The passage of almost three years has done nothing to temper my embarrassing enthusiasm for Crank, the Jason Statham vehicle where he plays Chev Chelios, a hitman given an exotic poison that forces him into all sorts of ridiculously contrived situations where he must do something outlandish to keep his heart rate up. So I was honestly pretty excited for that film's new sequel Crank: High Voltage, and not in any kind of ironic hipster way, nor even in a guilty pleasure way, although God knows that I should feel guilty about it. And I'm happy to report that High Voltage lived up to my expectations.

It's not that it's altogether a better film than the first Crank, although it is a great deal more consistent (the first film started to lose steam pretty quickly at about the 2/3rds mark, whereas this film keeps up the pace pretty much right to the end credits, and even a short way into the end credits). As much as anything else, this is probably the fault of the unavoidable fact that the new film isn't, well, new: while Crank was, for all that it looks to be impossibly derivative, a mostly unique and inventive brainless action movie, High Voltage is pretty much exactly the same thing as Crank.

Ordinarily this sort of thing would bother me, and here's why it doesn't this time: Crank the First was, as far as my explorations have shown me, the most perfect example in movies of the tropes, visual style and narrative language of a video game given cinematic form. If there's one thing that any good video game player knows, it's that the sequel to a great game isn't a paradigm-changing experience; it's the same damn thing with new levels and enemies, a slightly tweaked look, and maybe one or two things changed from the original, just so that you can be certain that it's really new (this is the logic by which Capcom was able to stretch the Mega Man franchise into the tens of games, nearly all of which possess essentially the same gameplay as the 1987 original). This describes Crank: High Voltage to a T: the same "game engine", only the story has changed and there's a new set of enemies and helpful NPCs.

This time around, we find that Chelios did not in fact die from falling thousands of feet from a helicopter, though he didn't end up in very good shape. Unfortunately, the same people who nursed him back to life did so only to take advantage of his preternatural stamina, cutting out his heart and replacing it with a temporary mechanical doohickey, in preparation for harvesting all his other organs (in the first of the film's many great moments of Big Dumb Awesomeness, Chelios wakes up, briefly, right in the middle of his transplant). Now, being an angry British tough guy, and being played by the current cinema's finest master of that type, Chelios isn't just going to sit around and let them chop bits from his body. So he kills his captors and heads out to find the man who stole his heart.

To freshen up the gimmick, without fundamentally changing the nature of the beast, it turns out that Chelios's new ticker only has about one hour of rechargeable battery capacity. So at least once every sixty minutes, he has to find somewhere to give himself a high voltage shock, or he will die of heart failure. Oh, and strenuous physical activity shortens the battery life. So thank God a pissed-off assassin facing down a Triad gang in downtown Los Angeles doesn't have to worry about doing anything strenuous!

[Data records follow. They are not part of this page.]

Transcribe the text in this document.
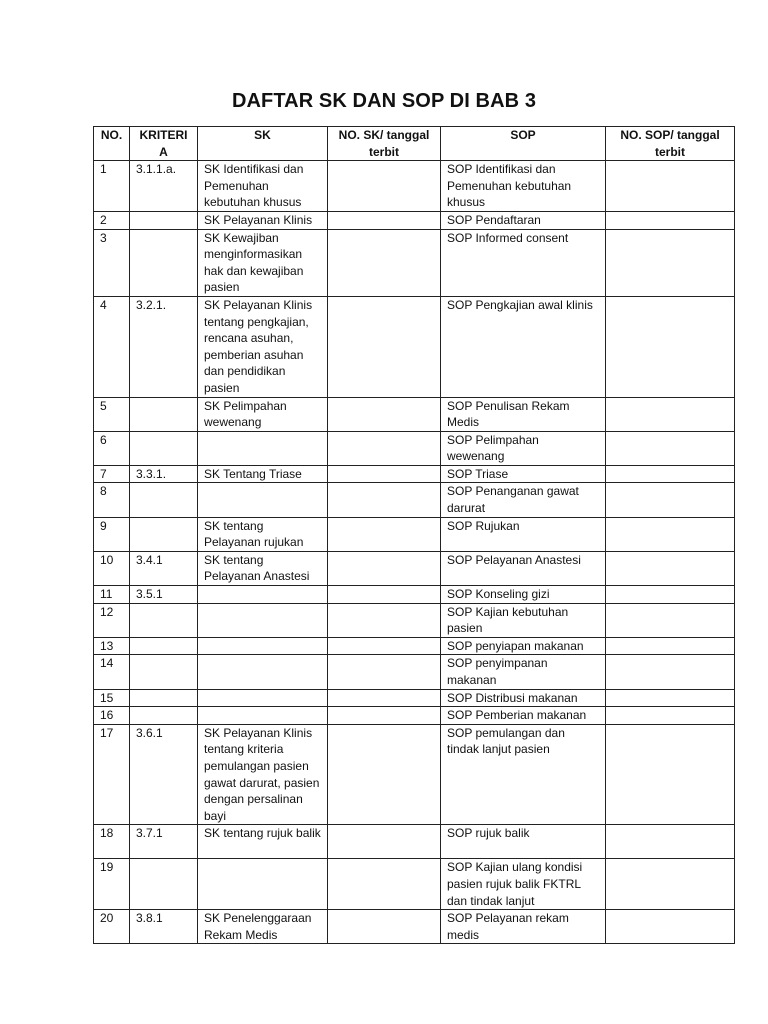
DAFTAR SK DAN SOP DI BAB 3
NO.	KRITERI A	SK	NO. SK/ tanggal terbit	SOP	NO. SOP/ tanggal terbit
1	3.1.1.a.	SK Identifikasi dan Pemenuhan kebutuhan khusus		SOP Identifikasi dan Pemenuhan kebutuhan khusus	
2		SK Pelayanan Klinis		SOP Pendaftaran	
3		SK Kewajiban menginformasikan hak dan kewajiban pasien		SOP Informed consent	
4	3.2.1.	SK Pelayanan Klinis tentang pengkajian, rencana asuhan, pemberian asuhan dan pendidikan pasien		SOP Pengkajian awal klinis	
5		SK Pelimpahan wewenang		SOP Penulisan Rekam Medis	
6				SOP Pelimpahan wewenang	
7	3.3.1.	SK Tentang Triase		SOP Triase	
8				SOP Penanganan gawat darurat	
9		SK tentang Pelayanan rujukan		SOP Rujukan	
10	3.4.1	SK tentang Pelayanan Anastesi		SOP Pelayanan Anastesi	
11	3.5.1			SOP Konseling gizi	
12				SOP Kajian kebutuhan pasien	
13				SOP penyiapan makanan	
14				SOP penyimpanan makanan	
15				SOP Distribusi makanan	
16				SOP Pemberian makanan	
17	3.6.1	SK Pelayanan Klinis tentang kriteria pemulangan pasien gawat darurat, pasien dengan persalinan bayi		SOP pemulangan dan tindak lanjut pasien	
18	3.7.1	SK tentang rujuk balik		SOP rujuk balik	
19				SOP Kajian ulang kondisi pasien rujuk balik FKTRL dan tindak lanjut	
20	3.8.1	SK Penelenggaraan Rekam Medis		SOP Pelayanan rekam medis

Without doubt, the movie's primary charm is that it redoes everything that made Crank a blast, just more of it. The same crazy-quilt mélange of music video-derived style - freeze-frame, sped-up motion, black-and-white, random floating titles, inexplicable music cues - is still here, and many of the new film's setpieces are at least conceptually similar to some of the biggest moments in its predecessor. If High Voltage is better than the first movie, it's because of its generally greater devotion to the specifics of video game logic, and to its somewhat loopier soundtrack (e.g. when Chelios is obliged to screw his girlfriend, Eve (Amy Smart) in this film to stay alive - that is all the more sense it needs to make - he does so to the wholly unexpected accompaniment of the Marshall Tucker Band's "Heard It in a Love Song"). If it is weaker, it's like I already said: there's much less sense of discovery this time around. But still, the directing and writing team of Mark Neveldine and Brian Taylor have between them a boundless imagination, constantly topping one absurdly overstated moment with another, even more absurd.

In the end, it's hard to think of the film as anything but a live-action cartoon, even more than the first time around; and thankfully, the filmmakers don't seem to expect that we're going into their work looking for any more than that. High Voltage has an unusually large number of moments where it becomes inescapably clear that we're not supposed to take it remotely seriously: it is a relentlessly silly movie, far more than it is action-packed or violent, though it is both of those things. If it is a hard thing to accept a movie for being out-and-out silly, well then I offer my condolences. Sometimes, silliness is just what you need - not the kind of mindless stupidity that requires you to stop thinking and passively accept whatever garish tchotchkes a studio's $100 million bought for you, but raw, childish, goofy silliness.

The film is trash, absolutely: racist, sexist, homophobic trash at that. But there is trash and there's trash, you know? And if a film is absolutely delighted to splash about in its own trashiness, and constantly call attention to itself in that "Look what I can do!" manner of a hyperactive kid... I can't complain. High Voltage isn't great, but it's ridiculously fun. More popcorn movies ought to be like this.